Engines may be mounted in individual nacelles, or in the case of larger aircraft such as the Boeing B-52 Stratofortress (pictured right) may have two engines mounted in a single nacelle.

===Other uses===
- The generator and gearbox "shell" – with rotator shaft – on a horizontal-axis wind turbine (HAWT).

- Edward Turner used the term to describe his styling device introduced in 1949 to tidy the area around the headlamp and instrument panel of his Triumph Speed Twin, Thunderbird and Tiger 100 motorcycles. This styling device was much copied within the British industry thereafter, although Czech motorcycle manufacturer Česká Zbrojovka Strakonice was using it beforehand. Indeed, the Royal Enfield Bullet still retains its version, the 'casquette', on its current models. The last Triumphs to sport nacelles were the 1966 models of the 6T Triumph Thunderbird 650, 5TA Triumph Speed Twin 500, and 3TA Triumph Twenty One 350.
- Harley-Davidson refers to the streamlined headlamp and fork triple tree covering on the Milwaukee-Eight version of the Harley-Davidson Fat Boy as the "Headlamp Nacelle." The replacement kit also refers to it as the "Fat Boy Nacelle Kit".
- A forward projection of a catamaran's bridgedeck designed to soften the impact of seas or make more space inside the cabin.
- In the Star Trek franchise it is also used as a term for the housing containing coils that generate the warp field.

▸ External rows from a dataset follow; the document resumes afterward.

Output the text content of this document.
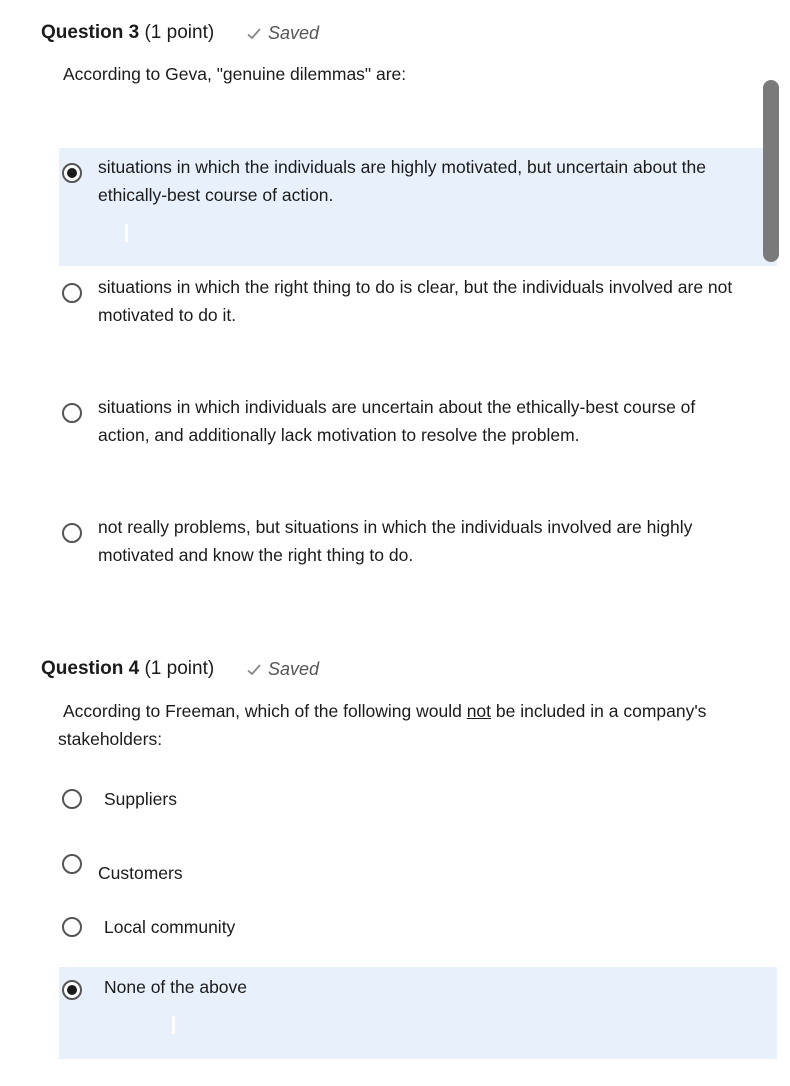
Question 3 (1 point)	Saved
According to Geva, "genuine dilemmas" are:
situations in which the individuals are highly motivated, but uncertain about the ethically-best course of action.
situations in which the right thing to do is clear, but the individuals involved are not motivated to do it.
situations in which individuals are uncertain about the ethically-best course of action, and additionally lack motivation to resolve the problem.
not really problems, but situations in which the individuals involved are highly motivated and know the right thing to do.
Question 4 (1 point)	Saved
According to Freeman, which of the following would not be included in a company's stakeholders:
Suppliers
Customers
Local community
None of the above
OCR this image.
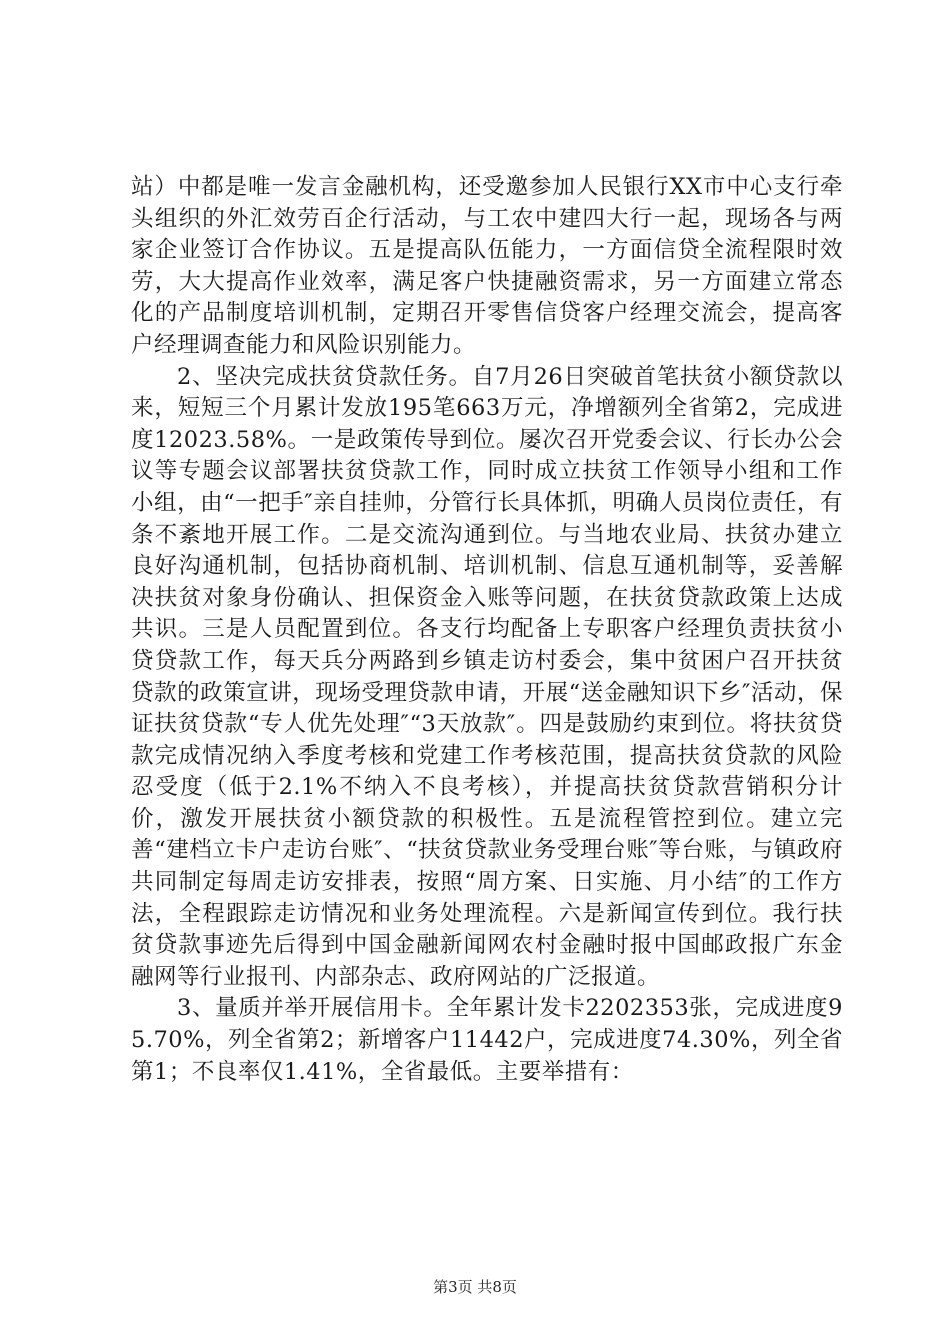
站）中都是唯一发言金融机构，还受邀参加人民银行XX市中心支行牵头组织的外汇效劳百企行活动，与工农中建四大行一起，现场各与两家企业签订合作协议。五是提高队伍能力，一方面信贷全流程限时效劳，大大提高作业效率，满足客户快捷融资需求，另一方面建立常态化的产品制度培训机制，定期召开零售信贷客户经理交流会，提高客户经理调查能力和风险识别能力。

2、坚决完成扶贫贷款任务。自7月26日突破首笔扶贫小额贷款以来，短短三个月累计发放195笔663万元，净增额列全省第2，完成进度12023.58%。一是政策传导到位。屡次召开党委会议、行长办公会议等专题会议部署扶贫贷款工作，同时成立扶贫工作领导小组和工作小组，由“一把手″亲自挂帅，分管行长具体抓，明确人员岗位责任，有条不紊地开展工作。二是交流沟通到位。与当地农业局、扶贫办建立良好沟通机制，包括协商机制、培训机制、信息互通机制等，妥善解决扶贫对象身份确认、担保资金入账等问题，在扶贫贷款政策上达成共识。三是人员配置到位。各支行均配备上专职客户经理负责扶贫小贷贷款工作，每天兵分两路到乡镇走访村委会，集中贫困户召开扶贫贷款的政策宣讲，现场受理贷款申请，开展“送金融知识下乡″活动，保证扶贫贷款“专人优先处理″“3天放款″。四是鼓励约束到位。将扶贫贷款完成情况纳入季度考核和党建工作考核范围，提高扶贫贷款的风险忍受度（低于2.1%不纳入不良考核），并提高扶贫贷款营销积分计价，激发开展扶贫小额贷款的积极性。五是流程管控到位。建立完善“建档立卡户走访台账″、“扶贫贷款业务受理台账″等台账，与镇政府共同制定每周走访安排表，按照“周方案、日实施、月小结″的工作方法，全程跟踪走访情况和业务处理流程。六是新闻宣传到位。我行扶贫贷款事迹先后得到中国金融新闻网农村金融时报中国邮政报广东金融网等行业报刊、内部杂志、政府网站的广泛报道。

3、量质并举开展信用卡。全年累计发卡2202353张，完成进度95.70%，列全省第2；新增客户11442户，完成进度74.30%，列全省第1；不良率仅1.41%，全省最低。主要举措有：

第3页 共8页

This is separate to the engine that powers them.

==Design considerations==
The primary design issue with aircraft-mounted nacelles is streamlining to minimise drag so nacelles are mounted on slender pylons. This can cause issues with directing the needed conduits mounted within the nacelle to connect to the aircraft through such a narrow space. This is especially concerning with nacelles containing engines, as the fuel lines and control for multiple engine functions must all go through the pylons.
It is often necessary for nacelles to be asymmetrical, but aircraft designers try to keep asymmetrical elements to a minimum to reduce operator maintenance costs associated with having two sets of parts for either side of the aircraft.